Unless the Supreme Court grants an extension from a recent ruling, on Monday the Israeli government will be required to withhold state funds from all yeshivas whose students don’t enlist in the IDF. The issue of draft exemptions for Haredim was already becoming more contentious than ever last year; it grew even more urgent after the beginning of the war, as the army for the first time in decades found itself suffering from a manpower crunch. Yehoshua Pfeffer, a haredi rabbi and writer, argues that haredi opposition to army service has become entirely disconnected from its original rationale:

The old imperative of “those outside of full-time Torah study must go to the army” was all but forgotten. . . . The fact that we do not enlist, all of us, regardless of how deeply we might be immersed in the sea of Torah, brings the wrath of Israeli society upon us, gives a bad name to all of haredi society, and desecrates the Name of Heaven. It might still bring harsh decrees upon the yeshiva world. It is time for us to engage in damage limitation.
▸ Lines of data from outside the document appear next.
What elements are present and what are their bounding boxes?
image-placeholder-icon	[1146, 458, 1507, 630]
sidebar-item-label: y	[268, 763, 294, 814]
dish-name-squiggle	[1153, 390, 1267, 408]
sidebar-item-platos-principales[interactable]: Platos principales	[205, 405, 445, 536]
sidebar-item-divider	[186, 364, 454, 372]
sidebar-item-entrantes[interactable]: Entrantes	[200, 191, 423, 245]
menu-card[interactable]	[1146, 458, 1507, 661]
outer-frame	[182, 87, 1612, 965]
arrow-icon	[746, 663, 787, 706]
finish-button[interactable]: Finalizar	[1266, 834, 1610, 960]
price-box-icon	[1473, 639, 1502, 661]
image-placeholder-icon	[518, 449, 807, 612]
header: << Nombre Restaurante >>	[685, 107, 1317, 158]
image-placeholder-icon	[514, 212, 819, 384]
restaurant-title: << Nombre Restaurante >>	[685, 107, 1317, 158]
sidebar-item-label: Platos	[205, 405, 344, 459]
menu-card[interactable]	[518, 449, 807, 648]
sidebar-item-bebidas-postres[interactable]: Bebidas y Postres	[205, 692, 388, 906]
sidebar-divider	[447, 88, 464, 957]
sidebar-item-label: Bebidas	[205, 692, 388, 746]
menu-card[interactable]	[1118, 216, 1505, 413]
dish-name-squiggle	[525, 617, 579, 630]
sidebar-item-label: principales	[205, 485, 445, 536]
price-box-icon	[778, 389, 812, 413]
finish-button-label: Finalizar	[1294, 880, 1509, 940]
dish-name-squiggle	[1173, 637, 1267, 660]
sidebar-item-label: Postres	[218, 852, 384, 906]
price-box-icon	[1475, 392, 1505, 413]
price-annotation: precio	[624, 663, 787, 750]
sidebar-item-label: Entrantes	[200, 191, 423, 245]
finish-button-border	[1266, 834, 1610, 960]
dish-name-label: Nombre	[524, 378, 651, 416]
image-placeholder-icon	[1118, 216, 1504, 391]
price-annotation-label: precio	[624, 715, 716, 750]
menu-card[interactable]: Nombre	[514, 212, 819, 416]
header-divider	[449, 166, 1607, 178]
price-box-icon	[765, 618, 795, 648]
In Pfeffer’s analysis, today’s haredi leaders, by declaring that they will fight the draft tooth and nail, are violating the explicit teachings of the very rabbis who created and supported the exemptions. He finds the current attempts by haredi publications to justify the status quo not only unconvincing but insincere. At the heart of the matter, according to Pfeffer, is a lack of haredi identification with Israel as a whole, a lack of feeling that the Israeli story is also the haredi story:

Today, it is high time we changed our tune. The new response to the demand for enlistment needs to state, first and foremost to ourselves, that this is our story. On the one hand, it is crucial to maintain and even strengthen our isolation from secular values and culture. . . . On the other hand, this cultural isolationism must not create alienation from our shared story with our fellow brethren living in the Holy Land. Participation in the army is one crucial element of this belonging.